Update README.md if your changes:

  • Add new features
  • Change installation process
  • Modify available scripts
  • Update requirements

Submitting Changes

Before Submitting

  1. Ensure all tests pass:

    yarn verify
  2. Update documentation as needed

  3. Verify no linting errors:

    yarn lint:fix
  4. Test your changes in both TypeScript editor and Rust engine

  5. Rebase on latest master:

    git fetch upstream
    git rebase upstream/master

Pull Request Guidelines

  • Fill out the PR template completely
  • Link related issues using keywords (Fixes #123, Closes #456)
  • Include screenshots/GIFs for visual changes
  • Describe testing performed
  • List any breaking changes
  • Keep PRs focused - one feature/fix per PR
  • Respond to review feedback promptly

PR Review Process

  1. Automated checks must pass (CI, linting, tests)
  2. Code review by maintainer(s)
  3. Address feedback and make changes
  4. Final approval and merge

Reporting Bugs

Before Reporting

  1. Check existing issues for duplicates
  2. Test with latest version
  3. Verify it's reproducible

Bug Report Template

Use the bug report template and include:

  • Clear, descriptive title
  • Steps to reproduce
  • Expected vs actual behavior
  • Environment (OS, Node version, browser)
  • Screenshots/logs if applicable
  • Minimal reproduction code

Security Vulnerabilities

Do not open public issues for security vulnerabilities!

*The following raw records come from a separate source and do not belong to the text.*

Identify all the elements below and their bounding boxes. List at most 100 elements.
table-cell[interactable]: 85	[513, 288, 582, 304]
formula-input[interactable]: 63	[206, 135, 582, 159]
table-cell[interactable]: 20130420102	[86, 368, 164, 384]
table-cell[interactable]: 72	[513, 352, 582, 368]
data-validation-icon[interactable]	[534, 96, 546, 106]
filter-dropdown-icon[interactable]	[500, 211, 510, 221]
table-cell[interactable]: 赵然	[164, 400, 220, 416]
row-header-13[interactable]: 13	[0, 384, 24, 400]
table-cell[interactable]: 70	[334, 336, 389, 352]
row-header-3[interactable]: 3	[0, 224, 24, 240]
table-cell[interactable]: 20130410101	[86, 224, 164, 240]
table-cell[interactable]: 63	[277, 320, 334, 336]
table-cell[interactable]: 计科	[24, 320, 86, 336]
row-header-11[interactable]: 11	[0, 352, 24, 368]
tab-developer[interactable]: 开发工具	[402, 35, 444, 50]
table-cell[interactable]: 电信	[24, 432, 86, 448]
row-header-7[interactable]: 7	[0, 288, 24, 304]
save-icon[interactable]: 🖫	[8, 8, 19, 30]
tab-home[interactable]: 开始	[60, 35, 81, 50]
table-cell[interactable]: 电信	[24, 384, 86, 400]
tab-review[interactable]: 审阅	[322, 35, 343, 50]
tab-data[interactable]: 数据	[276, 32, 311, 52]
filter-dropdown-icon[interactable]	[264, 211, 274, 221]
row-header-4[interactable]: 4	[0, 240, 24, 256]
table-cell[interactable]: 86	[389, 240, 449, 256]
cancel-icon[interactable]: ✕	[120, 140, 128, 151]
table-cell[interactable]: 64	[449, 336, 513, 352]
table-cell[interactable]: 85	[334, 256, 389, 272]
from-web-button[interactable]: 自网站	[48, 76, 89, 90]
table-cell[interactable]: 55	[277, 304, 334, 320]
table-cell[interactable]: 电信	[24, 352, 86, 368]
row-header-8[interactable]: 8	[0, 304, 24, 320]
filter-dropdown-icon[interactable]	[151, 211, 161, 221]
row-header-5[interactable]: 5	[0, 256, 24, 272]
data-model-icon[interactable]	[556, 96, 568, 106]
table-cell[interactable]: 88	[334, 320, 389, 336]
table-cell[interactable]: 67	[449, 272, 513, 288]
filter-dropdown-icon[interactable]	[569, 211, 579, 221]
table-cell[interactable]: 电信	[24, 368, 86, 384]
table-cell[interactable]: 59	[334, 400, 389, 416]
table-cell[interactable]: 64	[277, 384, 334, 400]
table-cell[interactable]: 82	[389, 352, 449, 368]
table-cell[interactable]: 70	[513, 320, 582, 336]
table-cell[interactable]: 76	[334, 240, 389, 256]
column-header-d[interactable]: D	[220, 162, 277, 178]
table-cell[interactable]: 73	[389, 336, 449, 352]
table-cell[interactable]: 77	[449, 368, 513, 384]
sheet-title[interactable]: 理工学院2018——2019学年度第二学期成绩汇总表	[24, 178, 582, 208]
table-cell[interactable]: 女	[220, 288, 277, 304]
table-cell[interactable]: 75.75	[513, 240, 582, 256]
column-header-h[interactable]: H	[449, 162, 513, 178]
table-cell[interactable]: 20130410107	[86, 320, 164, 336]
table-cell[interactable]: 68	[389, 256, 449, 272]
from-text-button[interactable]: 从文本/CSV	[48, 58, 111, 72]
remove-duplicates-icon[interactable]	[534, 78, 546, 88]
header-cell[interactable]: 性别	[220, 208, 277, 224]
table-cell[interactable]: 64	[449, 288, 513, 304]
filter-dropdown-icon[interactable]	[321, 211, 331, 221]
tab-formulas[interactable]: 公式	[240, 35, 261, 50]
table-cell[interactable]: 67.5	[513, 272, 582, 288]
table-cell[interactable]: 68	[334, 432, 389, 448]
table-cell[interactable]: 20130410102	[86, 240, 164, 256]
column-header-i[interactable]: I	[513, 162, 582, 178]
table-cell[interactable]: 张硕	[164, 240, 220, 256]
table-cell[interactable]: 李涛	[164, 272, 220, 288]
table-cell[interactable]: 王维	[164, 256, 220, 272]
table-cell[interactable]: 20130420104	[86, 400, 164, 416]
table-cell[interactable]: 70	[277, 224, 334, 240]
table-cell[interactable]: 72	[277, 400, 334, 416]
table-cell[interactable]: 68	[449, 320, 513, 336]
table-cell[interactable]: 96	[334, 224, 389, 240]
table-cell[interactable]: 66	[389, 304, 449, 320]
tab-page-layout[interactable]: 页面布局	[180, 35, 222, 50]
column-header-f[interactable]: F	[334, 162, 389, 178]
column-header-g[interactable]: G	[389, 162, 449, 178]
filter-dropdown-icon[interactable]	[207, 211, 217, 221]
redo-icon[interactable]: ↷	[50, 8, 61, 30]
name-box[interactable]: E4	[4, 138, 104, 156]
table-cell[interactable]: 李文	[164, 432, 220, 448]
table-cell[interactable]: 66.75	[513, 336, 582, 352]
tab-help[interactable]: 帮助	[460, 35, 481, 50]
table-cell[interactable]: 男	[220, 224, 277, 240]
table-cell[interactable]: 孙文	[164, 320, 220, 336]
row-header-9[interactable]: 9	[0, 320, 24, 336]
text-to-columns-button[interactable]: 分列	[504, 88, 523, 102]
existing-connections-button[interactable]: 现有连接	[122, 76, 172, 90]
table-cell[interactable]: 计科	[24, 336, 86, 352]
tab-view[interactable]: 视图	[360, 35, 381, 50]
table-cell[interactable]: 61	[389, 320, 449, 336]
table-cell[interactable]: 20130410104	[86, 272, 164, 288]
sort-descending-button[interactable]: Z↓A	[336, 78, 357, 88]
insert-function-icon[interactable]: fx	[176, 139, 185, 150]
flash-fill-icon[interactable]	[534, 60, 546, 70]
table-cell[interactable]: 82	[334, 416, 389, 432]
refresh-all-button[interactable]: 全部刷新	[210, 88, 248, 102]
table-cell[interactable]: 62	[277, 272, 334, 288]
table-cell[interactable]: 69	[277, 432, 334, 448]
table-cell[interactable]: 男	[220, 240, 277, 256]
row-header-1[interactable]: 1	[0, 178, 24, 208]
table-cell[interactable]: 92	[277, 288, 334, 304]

See SECURITY.md for responsible disclosure process.

Requesting Features

Before Requesting

  1. Check existing issues and discussions
  2. Consider if it fits project vision
  3. Think about implementation approach

Feature Request Template

Use the feature request template and include:

  • Clear description of the feature
  • Use case and motivation
  • Proposed implementation (if you have ideas)
  • Alternative solutions considered
  • Willingness to contribute implementation

Questions?

Recognition

Contributors are recognized in:

  • GitHub contributors page
  • Release notes for significant contributions
  • Project acknowledgments

Thank you for contributing to Vibe Coder 3D!